Most mornings fifteen-year-old Mary Fister, coffee cup steaming on the desk before her, has logged on to her family's personal computer by 7 A.M. Typically, she is greeted by at least twenty e-mail messages from around the world. "Usually they arrive from the east overnight and from this hemisphere in the afternoon," she says. As an active member of Nation One, a global network of young people working for social justice, Mary plans events and organizes activities with colleagues in Madagascar, Mexico, Australia, Greece, Canada, and the United States. Often there are several messages from Dakar, Senegal, where Mary is raising funds for a computer lab in a school with fifteen hundred students. "It'll be available to the whole community," she says. "It's a way to help people in one specific place gain access to the Internet and all it has to offer."

Like the boys who sailed with Columbus, Mary is part of a voyage that is shrinking the world by connecting strangers from distant places. "As long as they're on-line" she says, "there is no one in the world we can't talk to, and very little we can't find or learn."

Indeed, young Americans have much to celebrate at the beginning of the twenty-first century. Most have adequate shelter and enough food. With such deadly childhood diseases as polio, tuberculosis, and measles controlled by vaccines, Americans now live nearly thirty years longer than they did in 1900. Laws prohibit child labor. Education is now a right, for both boys and girls. Slavery and racial segregation are forbidden by law. Girls have more opportunities than ever. American society is becoming increasingly diverse, with immigrants from around the world bringing with them their foods, dances, songs, languages, and customs.

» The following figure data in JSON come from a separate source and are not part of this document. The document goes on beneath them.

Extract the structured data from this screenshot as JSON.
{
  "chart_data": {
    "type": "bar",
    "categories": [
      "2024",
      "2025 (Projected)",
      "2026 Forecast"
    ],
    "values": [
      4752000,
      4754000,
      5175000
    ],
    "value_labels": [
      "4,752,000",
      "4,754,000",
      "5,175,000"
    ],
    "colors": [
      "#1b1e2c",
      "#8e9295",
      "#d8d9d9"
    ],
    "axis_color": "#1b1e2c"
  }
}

But uncertainties and challenges remain. Children are growing up in smaller families, often living with one parent, often removed from the wisdom of elders. A large gap remains between rich and poor. Civil rights laws have not eliminated intolerance. We've only begun to understand how human activities affect the environment. And, looking ahead, some wonder: Will we be able to control technology or will it come to control us? But the future has never been clear. "What's wrong with uncertainty?" Mary Fister asks. "If everything were predictable, this would be a boring place." Linked to young activists around the world, she feels hopeful about the future. "All in all," she says, "especially if you're above the poverty line, this is a very good time to be young."